Fannie Mae Not
My dumbest investment was in shares of Fannie Mae. Need I say more? I lost much of my investment in a single day! Ouch. Never again. — C.G., online
The Fool Responds: The Fannie Mae story has been complicated — and costly to many investors.
Fannie Mae, more officially known as the Federal National Mortgage Association, is a government-sponsored enterprise (GSE) that, in its own words, is a “leading source of financing for mortgage lenders, providing access to affordable mortgage financing” to millions of homebuyers.
The GSE racked up losses in the 2000s from sub-prime mortgages, and in 2008, along with Freddie Mac (the Federal Home Loan Mortgage Corporation), it was bailed out by the federal government and placed under federal supervision. Its dividend was suspended and has yet to be reinstated. Its investors saw the stock fall from roughly $70 per share in 2007 to $7 on the day before the bailout, before plunging 90% the next day, to $0.73 per share, following news of the bailout.

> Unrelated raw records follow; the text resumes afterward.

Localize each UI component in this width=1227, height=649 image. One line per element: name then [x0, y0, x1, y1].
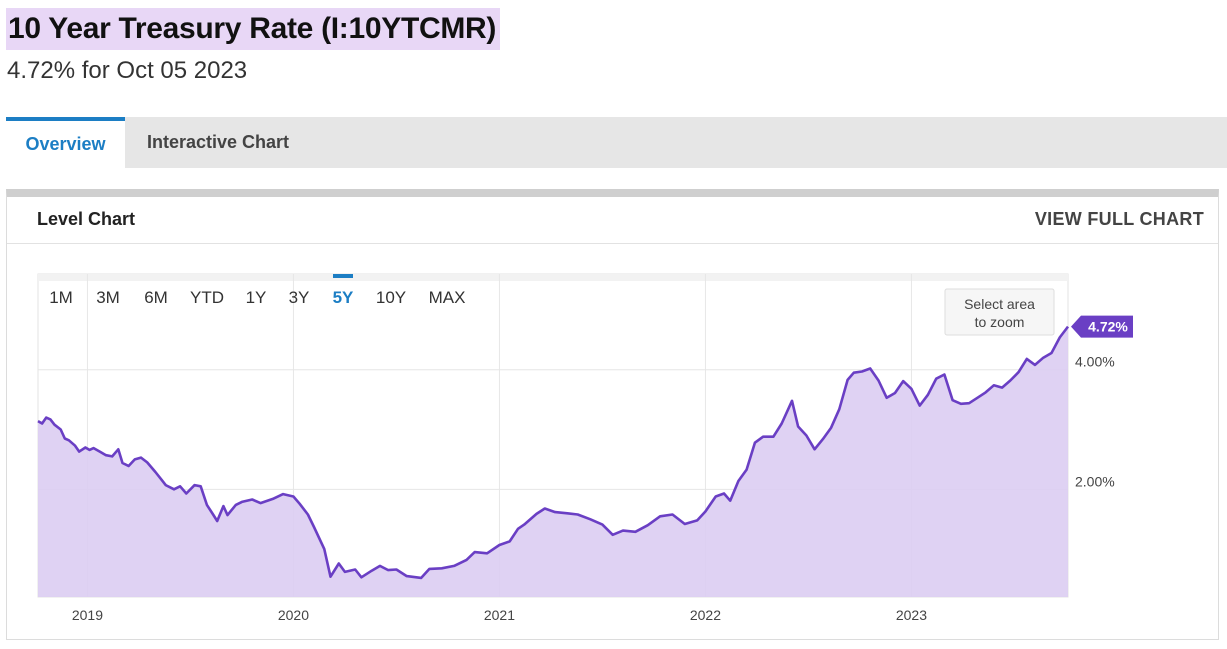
- range-button-10y[interactable]: 10Y: [376, 288, 406, 307]
- tab-bar: Overview Interactive Chart: [6, 117, 1227, 168]
- zoom-hint-line-2: to zoom: [975, 314, 1025, 330]
- range-button-1y[interactable]: 1Y: [246, 288, 267, 307]
- badge-shape: [1071, 315, 1133, 338]
- tab-interactive-chart[interactable]: Interactive Chart: [147, 132, 290, 152]
- y-tick-label: 2.00%: [1075, 473, 1115, 489]
- y-axis: 2.00% 4.00%: [1075, 354, 1115, 490]
- card-title: Level Chart: [37, 209, 136, 229]
- current-value-badge: 4.72%: [1071, 315, 1133, 338]
- range-button-3y[interactable]: 3Y: [289, 288, 310, 307]
- range-button-6m[interactable]: 6M: [144, 288, 168, 307]
- page-title: 10 Year Treasury Rate (I:10YTCMR): [6, 8, 501, 50]
- range-button-5y[interactable]: 5Y: [333, 288, 354, 307]
- range-button-3m[interactable]: 3M: [96, 288, 120, 307]
- range-button-max[interactable]: MAX: [429, 288, 466, 307]
- zoom-hint: Select area to zoom: [944, 288, 1055, 336]
- x-tick-label: 2020: [278, 607, 309, 623]
- x-tick-label: 2021: [484, 607, 515, 623]
- zoom-hint-line-1: Select area: [964, 296, 1035, 312]
- range-active-indicator: [333, 274, 353, 278]
- plot-top-strip: [38, 274, 1068, 281]
- y-tick-label: 4.00%: [1075, 354, 1115, 370]
- page-subtitle: 4.72% for Oct 05 2023: [7, 57, 248, 84]
- zoom-hint-box: [944, 288, 1055, 336]
- x-tick-label: 2019: [72, 607, 103, 623]
- chart-series-line: [37, 325, 1070, 580]
- range-selector: 1M 3M 6M YTD 1Y 3Y 5Y 10Y MAX: [49, 274, 465, 307]
- range-button-ytd[interactable]: YTD: [190, 288, 224, 307]
- view-full-chart-link[interactable]: VIEW FULL CHART: [1034, 209, 1204, 229]
- x-axis: 2019 2020 2021 2022 2023: [72, 607, 927, 623]
- x-tick-label: 2022: [690, 607, 721, 623]
- tab-overview[interactable]: Overview: [6, 117, 125, 168]
- chart-area-fill: [38, 326, 1068, 597]
- x-tick-label: 2023: [896, 607, 927, 623]
- range-button-1m[interactable]: 1M: [49, 288, 73, 307]
- current-value-label: 4.72%: [1088, 319, 1128, 335]
- card-divider: [7, 243, 1218, 244]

More recently, shares have been trading near $2.80, and Fannie Mae is still under government conservatorship.
A lesson here for investors is to dig deeply into a company’s situation and prospects if its shares start falling significantly. Better still, keep up with the company all along, to reduce chances of being unpleasantly surprised by bad news. Diversification helps, too: Don’t keep too many eggs in any one basket.